Since leaving New York in 2005, Woody Allen has been collecting Euro-stamps like a Contiki tourist on a five-countries highlight package. This time, it’s Italy, and the theme, not surprisingly, is love. We’re welcomed by a thoughtful traffic officer who introduces the cast, their quandaries, and their quirks. There’s an American tourist whose Roman romance leads her father (Woody Allen) to a shower-singing opera star in the making. There’s a crisis of mistaken identity when a hooker (Penelope Cruz) steps in for a missing wife. Roberto Benigni becomes an unlikely media star, while Alec Baldwin gives advice to love-struck Jesse Eisenberg.

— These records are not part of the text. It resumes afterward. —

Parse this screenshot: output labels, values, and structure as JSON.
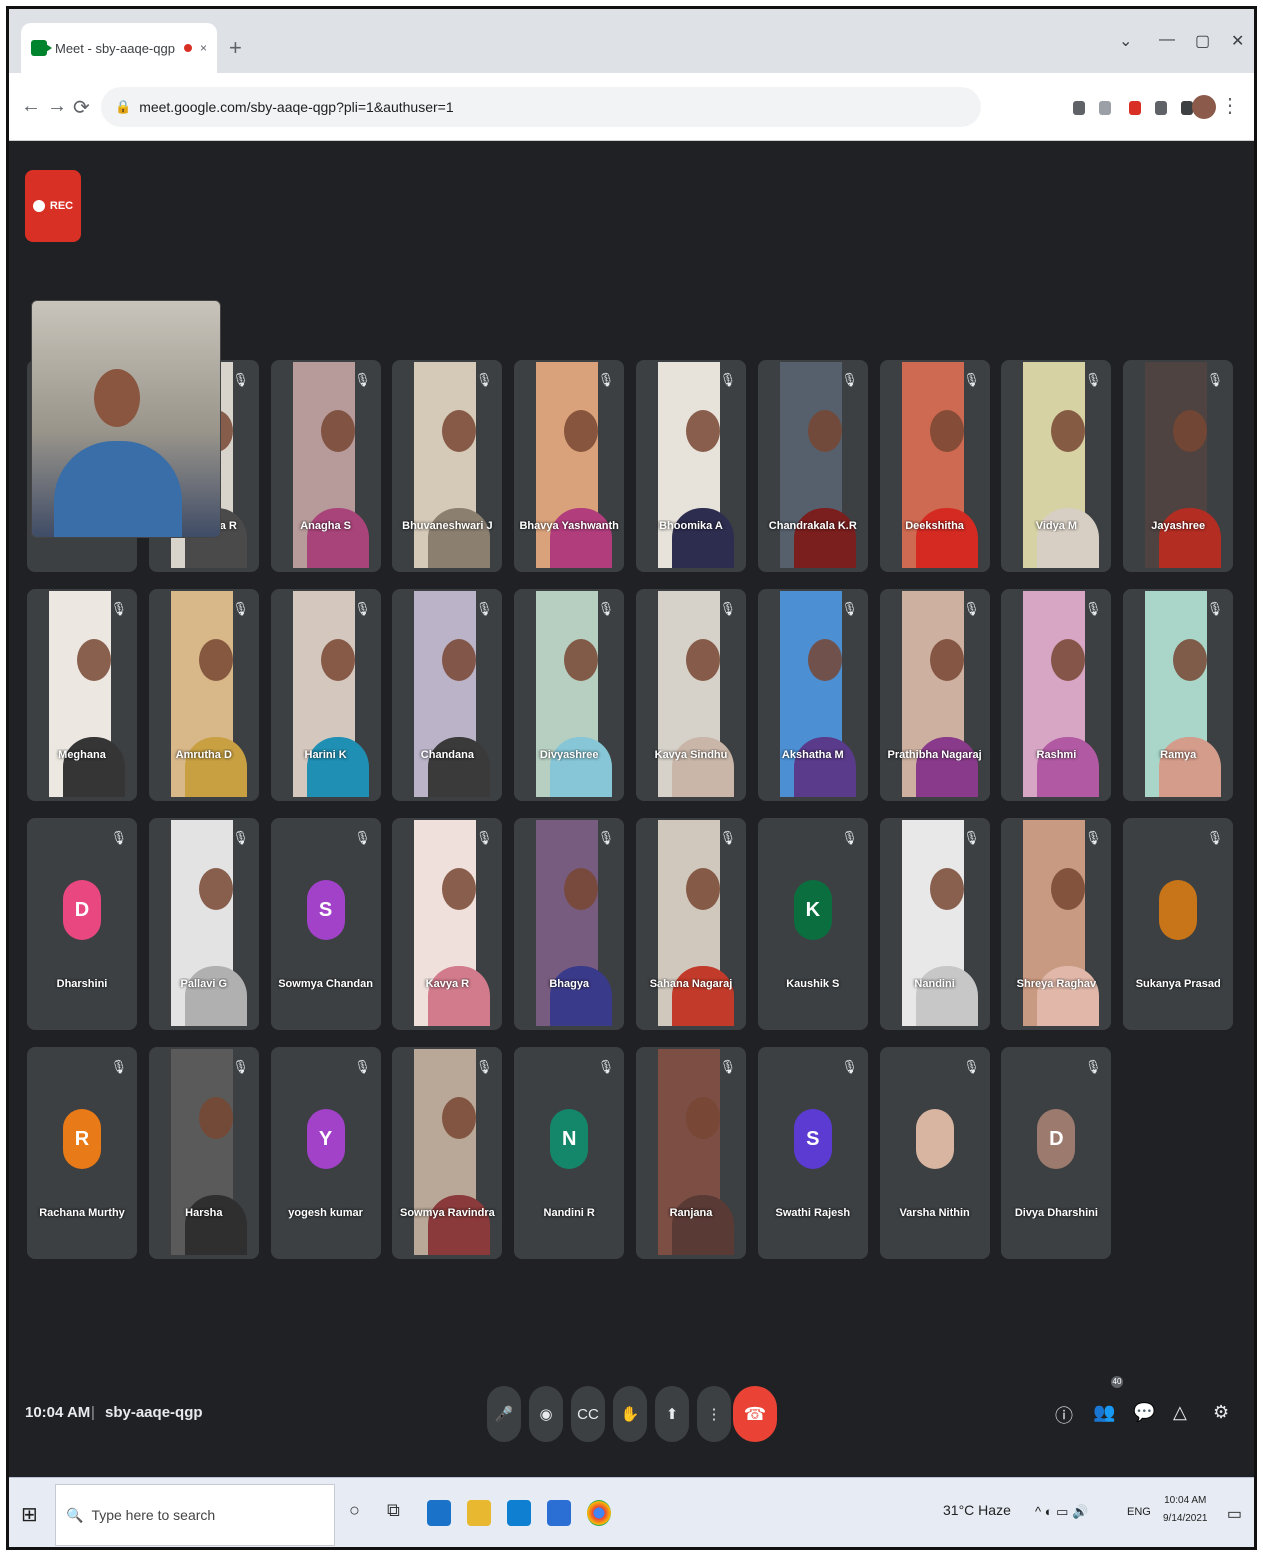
{
  "browser": {
    "tab_title": "Meet - sby-aaqe-qgp",
    "tab_close": "×",
    "new_tab": "+",
    "window_controls": [
      "⌄",
      "—",
      "▢",
      "✕"
    ],
    "nav": [
      "←",
      "→",
      "⟳"
    ],
    "lock_icon": "lock-icon",
    "url": "meet.google.com/sby-aaqe-qgp?pli=1&authuser=1"
  },
  "meet": {
    "recording_label": "REC",
    "self_view": {
      "name": ""
    },
    "tiles": [
      {
        "name": "",
        "video": "#3c4043",
        "type": "hidden"
      },
      {
        "name": "Aishwarya R",
        "video": "#d8d4cc",
        "shirt": "#4a4a4a"
      },
      {
        "name": "Anagha S",
        "video": "#b79a9a",
        "shirt": "#a9447a"
      },
      {
        "name": "Bhuvaneshwari J",
        "video": "#d5c9b8",
        "shirt": "#8b7f70"
      },
      {
        "name": "Bhavya Yashwanth",
        "video": "#d9a27a",
        "shirt": "#b13d7c"
      },
      {
        "name": "Bhoomika A",
        "video": "#e7e2da",
        "shirt": "#2d2d4f"
      },
      {
        "name": "Chandrakala K.R",
        "video": "#55606c",
        "shirt": "#7a1e1e"
      },
      {
        "name": "Deekshitha",
        "video": "#cf6a52",
        "shirt": "#d42a22"
      },
      {
        "name": "Vidya M",
        "video": "#d6d2a4",
        "shirt": "#d8cfc4"
      },
      {
        "name": "Jayashree",
        "video": "#4e4340",
        "shirt": "#b32d22"
      },
      {
        "name": "Meghana",
        "video": "#ece8e1",
        "shirt": "#353535"
      },
      {
        "name": "Amrutha D",
        "video": "#d8b889",
        "shirt": "#c8a042"
      },
      {
        "name": "Harini K",
        "video": "#d4c7bd",
        "shirt": "#1f8fb3"
      },
      {
        "name": "Chandana",
        "video": "#bbb4c8",
        "shirt": "#3a3a3a"
      },
      {
        "name": "Divyashree",
        "video": "#b6cfc0",
        "shirt": "#86c6d6"
      },
      {
        "name": "Kavya Sindhu",
        "video": "#d6d2c9",
        "shirt": "#c9b6a8"
      },
      {
        "name": "Akshatha M",
        "video": "#4c8fd3",
        "shirt": "#5a3a8a"
      },
      {
        "name": "Prathibha Nagaraj",
        "video": "#cdb0a0",
        "shirt": "#8a3a8a"
      },
      {
        "name": "Rashmi",
        "video": "#d8a6c5",
        "shirt": "#b15aa3"
      },
      {
        "name": "Ramya",
        "video": "#a9d6c8",
        "shirt": "#d49c8a"
      },
      {
        "name": "Dharshini",
        "avatar": "D",
        "color": "#e8477f",
        "type": "avatar"
      },
      {
        "name": "Pallavi G",
        "video": "#e3e3e3",
        "shirt": "#b0b0b0"
      },
      {
        "name": "Sowmya Chandan",
        "avatar": "S",
        "color": "#a142c9",
        "type": "avatar"
      },
      {
        "name": "Kavya R",
        "video": "#efe0dc",
        "shirt": "#d27b8c"
      },
      {
        "name": "Bhagya",
        "video": "#785c80",
        "shirt": "#3a3a8a"
      },
      {
        "name": "Sahana Nagaraj",
        "video": "#d0c8bd",
        "shirt": "#c23a2a"
      },
      {
        "name": "Kaushik S",
        "avatar": "K",
        "color": "#0b6e3f",
        "type": "avatar"
      },
      {
        "name": "Nandini",
        "video": "#e8e8e8",
        "shirt": "#c7c7c7"
      },
      {
        "name": "Shreya Raghav",
        "video": "#c99a82",
        "shirt": "#e0b7a8"
      },
      {
        "name": "Sukanya Prasad",
        "avatar": "",
        "color": "#c8751a",
        "type": "avatar"
      },
      {
        "name": "Rachana Murthy",
        "avatar": "R",
        "color": "#e87a17",
        "type": "avatar"
      },
      {
        "name": "Harsha",
        "video": "#5a5a5a",
        "shirt": "#2f2f2f"
      },
      {
        "name": "yogesh kumar",
        "avatar": "Y",
        "color": "#a142c9",
        "type": "avatar"
      },
      {
        "name": "Sowmya Ravindra",
        "video": "#b9a797",
        "shirt": "#8a3a3a"
      },
      {
        "name": "Nandini R",
        "avatar": "N",
        "color": "#14876b",
        "type": "avatar"
      },
      {
        "name": "Ranjana",
        "video": "#7c4e44",
        "shirt": "#5a3a34"
      },
      {
        "name": "Swathi Rajesh",
        "avatar": "S",
        "color": "#5b3bd1",
        "type": "avatar"
      },
      {
        "name": "Varsha Nithin",
        "avatar": "",
        "color": "#d8b5a0",
        "type": "avatar"
      },
      {
        "name": "Divya Dharshini",
        "avatar": "D",
        "color": "#9c7b6e",
        "type": "avatar"
      }
    ]
  },
  "controls": {
    "time": "10:04 AM",
    "separator": "|",
    "meeting_code": "sby-aaqe-qgp",
    "buttons": [
      "🎤",
      "◉",
      "CC",
      "✋",
      "⬆",
      "⋮"
    ],
    "hangup": "☎",
    "right_buttons": [
      "ⓘ",
      "👥",
      "💬",
      "△",
      "⚙"
    ],
    "people_count": "40"
  },
  "taskbar": {
    "start": "⊞",
    "search_placeholder": "Type here to search",
    "search_icon": "🔍",
    "cortana": "○",
    "task_view": "⧉",
    "weather": "31°C  Haze",
    "tray": "^ ◐ ▭ 🔊",
    "lang": "ENG",
    "time": "10:04 AM",
    "date": "9/14/2021",
    "notification": "▭"
  }
}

These artlessly unconnected stories propose rumination about the burning question of love, as Allen trots out a familiar assortment of ticks and tropes, characters and caricatures: his trademark anxiety is found in three – count ‘em, three – performances, and looks uncomfortably like self-parody. Most threads have their moments. Cruz’ hooker is a delight, as is Benigni’s farcical elevation to cultural phenomenon at the hands of an insatiable media. Allen’s determination to release the inner-opera is clever but slight, while Eisenberg’s scenes are neither of these things, although, paradoxically, the only one offering any kind of insight.
Although To Rome With Love offers a good number of laughs, it lacks the clarity or assurance of Midnight In Paris (itself a thin conceit, let’s not forget). It’s as if Allen didn’t really know what to do with his rabble of Romans once he got them. Certainly no time was spent fleshing out ideas that could have brought greater depth to the vignettes. Perhaps Woody was too busy working up next year’s project. Whatever the reason, To Rome With Love fails its early promise as it quickly reduces to an amiable but superficial distraction.